How Maryland was Named

Charles I and Henrietta Maria

Just as Marie-Antoinette is unjustly blamed for bankrupting France, Queen Henrietta Maria is unfairly accused of bankrupting England, even in an otherwise accurate article.  Both France in the 1780's and England in the 1640's were bankrupted by wars and by decades of mismanagement that had little to do with the spending habits of the queens. Each queen had a limited budget for their household, and although they sometimes had debts, they did not have open access to the royal treasury as some people imagine. From Aleteia:
Being the Catholic wife of an English monarch was officially impossible then (this prohibition was not revoked until 2015). The price she paid was never being crowned as Queen Henrietta Maria, as she would not endure a Protestant coronation service. Nor was she even called by her correct name very often. The English preferred to call her Mary, and it is through this Anglicization that one of America’s earliest colonies was created.

Mary Land, as it was then known, was founded by a charter from King Charles in 1632. His name had already been used so often that he decided to use his wife’s instead. The most prominent tribute to himself is what later became North and South Carolina (from the Latin for Charles). Charleston, West Virginia, honored a different Charles.
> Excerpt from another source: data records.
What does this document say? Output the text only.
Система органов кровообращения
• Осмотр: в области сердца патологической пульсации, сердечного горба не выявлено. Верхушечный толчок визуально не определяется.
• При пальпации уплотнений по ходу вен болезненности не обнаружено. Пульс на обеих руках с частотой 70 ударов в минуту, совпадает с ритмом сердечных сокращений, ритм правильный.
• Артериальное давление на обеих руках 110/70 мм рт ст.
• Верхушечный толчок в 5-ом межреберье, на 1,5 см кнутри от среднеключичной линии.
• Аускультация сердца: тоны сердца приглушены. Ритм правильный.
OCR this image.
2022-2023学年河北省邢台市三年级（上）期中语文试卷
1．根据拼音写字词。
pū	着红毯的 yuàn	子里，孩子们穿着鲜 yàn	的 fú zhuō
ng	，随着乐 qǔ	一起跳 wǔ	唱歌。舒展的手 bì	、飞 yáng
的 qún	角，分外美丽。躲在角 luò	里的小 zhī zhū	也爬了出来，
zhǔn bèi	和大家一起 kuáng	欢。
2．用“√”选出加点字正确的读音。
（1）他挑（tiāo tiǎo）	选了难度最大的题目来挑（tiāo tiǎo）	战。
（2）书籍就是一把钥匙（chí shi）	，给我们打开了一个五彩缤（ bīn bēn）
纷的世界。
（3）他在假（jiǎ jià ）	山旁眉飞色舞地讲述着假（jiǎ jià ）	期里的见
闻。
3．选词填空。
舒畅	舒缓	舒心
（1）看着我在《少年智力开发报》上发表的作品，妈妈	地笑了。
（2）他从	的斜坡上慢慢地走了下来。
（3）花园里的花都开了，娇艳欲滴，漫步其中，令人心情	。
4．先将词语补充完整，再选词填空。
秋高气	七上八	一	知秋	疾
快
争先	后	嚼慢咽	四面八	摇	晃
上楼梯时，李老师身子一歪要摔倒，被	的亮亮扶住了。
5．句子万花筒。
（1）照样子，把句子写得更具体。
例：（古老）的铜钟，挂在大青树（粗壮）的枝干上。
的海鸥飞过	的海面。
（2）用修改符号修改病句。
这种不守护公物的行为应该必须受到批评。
Henrietta Maria was at least allowed to keep part of her original name in the Latin version of Maryland: Terra Mariae. The Charter of Mary Land is a useful reminder of the territorial priorities of English monarchs: “Charles by the Grace of God, King of England, Scotland, France, and Ireland” tells us that the king was still claiming the French throne. The New World was a sideshow.
The land was given to Lord Baltimore, as well as the “fish, whales, sturgeons and all other royal fishes.” Immediately after the clause on fishing and mining rights comes the right to “build and found Churches, Chapells and Oratories.” It was this provision that gave most hope to the persecuted Catholics of 17th-century Great Britain and Ireland. Lord Baltimore was a well-known Catholic whose family’s services to two kings had given him room for religious maneuvering. His intentions for Mary Land were more than commercial. He had selected it as a refuge, and it couldn’t have had a better name. Not only did the new province pay indirect tribute to the Mother of God, who was disapproved of in Protestant England, it was also a reference to a very Catholic queen. (Read more.)
 I always find it hilarious the when the Stuart Kings and Queens of England claimed to be sovereigns of "England, Scotland, France, and Ireland" they had the temerity not only to claim France but mention it after Scotland. Too funny.